= Christos Pantelis =

Australian professor of medicine

Christos Pantelis is an Australian professor of medicine who is the Director of the Melbourne Neuropsychiatry Centre.

== Profile ==
Christos Pantelis is an Australian of Greek background. He completed his medical degree at the University of Melbourne and trained at St Vincent's Hospital in Melbourne. Two years later, in 1979, he commenced his training in psychiatry at the Royal Free Hospital in London, England. During his training, he spent 18 months as a Research Registrar at University College Hospital to undertake an epidemiological study of schizophrenia in Inner London. He was appointed as a lecturer at Charing Cross & Westminster Medical School (UK) in 1988. In this position, he worked in the Academic Unit at Horton and the Gordon Hospitals, headed by Professor Thomas R.E. Barnes. The unit was involved in a number of research studies in schizophrenia including phenomenology, psychopharmacology, studies on movement disorder, neuropsychological aspects of schizophrenia, as well as epidemiology and social psychiatric aspects of schizophrenia.

In 1992, he was awarded the Lilly Travelling Fellowship of the Royal College of Psychiatrists and the King Edward's Hospital Fund for London, England. During this year, he was Travelling Research Fellow with the National Institute of Mental Health (Washington, DC), where he worked with Dr. Richard Coppola and Dr. Daniel Weinberger, developing a technique for volumetric analysis of brain MRI images. He then returned briefly to the UK as a Research Fellow.

After his return from England at the end of 1992, Prof. Christos Pantelis worked at the Mental Health Research Institute and at Royal Park Psychiatric Hospital. He established the Cognitive Neuropsychiatry Research Unit, which is now based at both the Mental Health Research Institute and Sunshine Hospital. He also heads the Academic Unit at Sunshine Hospital. He became a Fellow of the Royal Australian and New Zealand College of Psychiatrists in 1999.

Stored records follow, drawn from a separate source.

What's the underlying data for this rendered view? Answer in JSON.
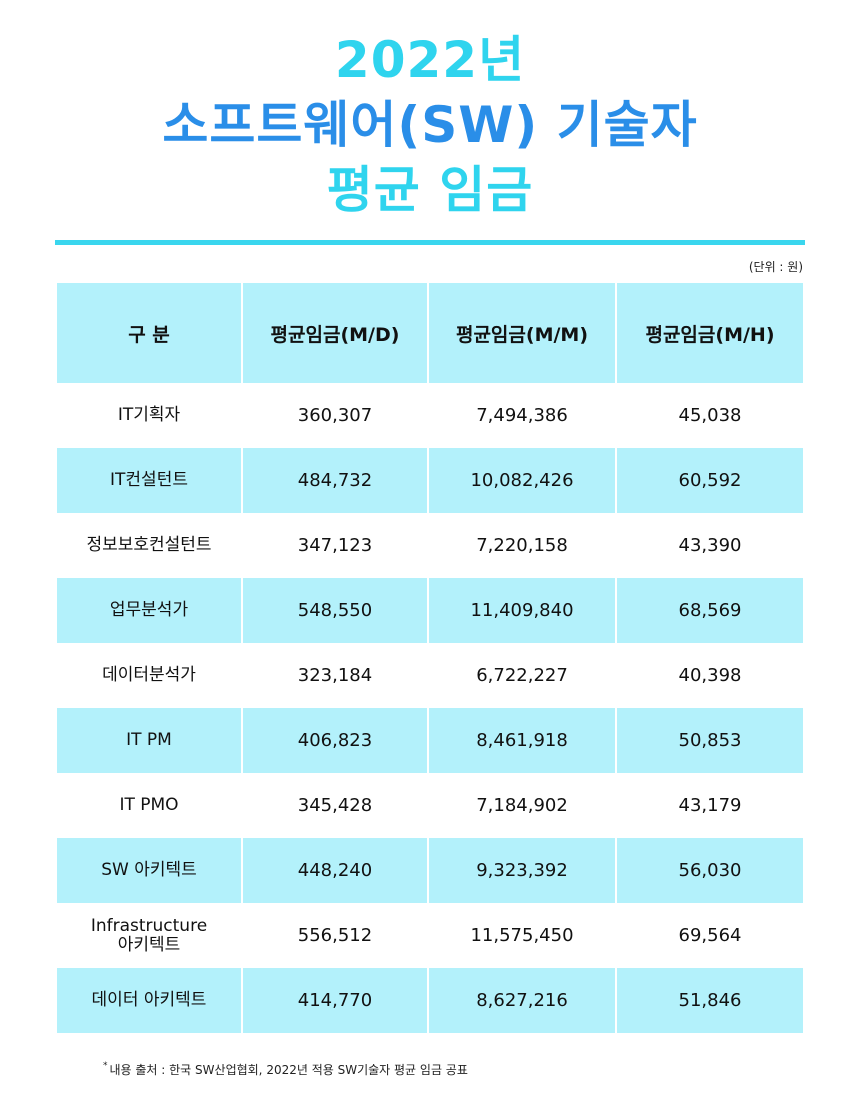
{
  "header": {
    "year_line": "2022년",
    "main_line": "소프트웨어(SW) 기술자",
    "sub_line": "평균 임금"
  },
  "unit_note": "(단위 : 원)",
  "table": {
    "columns": [
      "구 분",
      "평균임금(M/D)",
      "평균임금(M/M)",
      "평균임금(M/H)"
    ],
    "rows": [
      {
        "role": "IT기획자",
        "md": "360,307",
        "mm": "7,494,386",
        "mh": "45,038"
      },
      {
        "role": "IT컨설턴트",
        "md": "484,732",
        "mm": "10,082,426",
        "mh": "60,592"
      },
      {
        "role": "정보보호컨설턴트",
        "md": "347,123",
        "mm": "7,220,158",
        "mh": "43,390"
      },
      {
        "role": "업무분석가",
        "md": "548,550",
        "mm": "11,409,840",
        "mh": "68,569"
      },
      {
        "role": "데이터분석가",
        "md": "323,184",
        "mm": "6,722,227",
        "mh": "40,398"
      },
      {
        "role": "IT PM",
        "md": "406,823",
        "mm": "8,461,918",
        "mh": "50,853"
      },
      {
        "role": "IT PMO",
        "md": "345,428",
        "mm": "7,184,902",
        "mh": "43,179"
      },
      {
        "role": "SW 아키텍트",
        "md": "448,240",
        "mm": "9,323,392",
        "mh": "56,030"
      },
      {
        "role": "Infrastructure 아키텍트",
        "role_line1": "Infrastructure",
        "role_line2": "아키텍트",
        "md": "556,512",
        "mm": "11,575,450",
        "mh": "69,564"
      },
      {
        "role": "데이터 아키텍트",
        "md": "414,770",
        "mm": "8,627,216",
        "mh": "51,846"
      }
    ]
  },
  "footnote": {
    "mark": "*",
    "text": "내용 출처 : 한국 SW산업협회, 2022년 적용 SW기술자 평균 임금 공표"
  },
  "colors": {
    "title_cyan": "#2fd4ee",
    "title_blue": "#2a8ee8",
    "row_shade": "#b3f1fb",
    "rule": "#3ad6ee"
  }
}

Prof. Pantelis was Director of the inpatient rehabilitation program at Royal Park Hospital until mid-1996. During this time, he was responsible for the inpatient rehabilitation program and was instrumental in developing a comprehensive Model of Care for patients with long-term mental illness, and establishing a region-wide coordinating committee to oversee developments in delivery of services to these patients. He is currently Clinical Director and Principal Specialist for the Adult Mental Health Rehabilitation Unit (AMHRU) at Sunshine Hospital. This is a 26-beds unit for patients with treatment-resistant psychoses. He was actively involved in planning the movement of the Rehabilitation Unit to Sunshine Hospital and in the establishment of an Academic and Research Unit at that site. This included providing expertise into the architectural design of the new clinical and research units. These units opened in early 2000.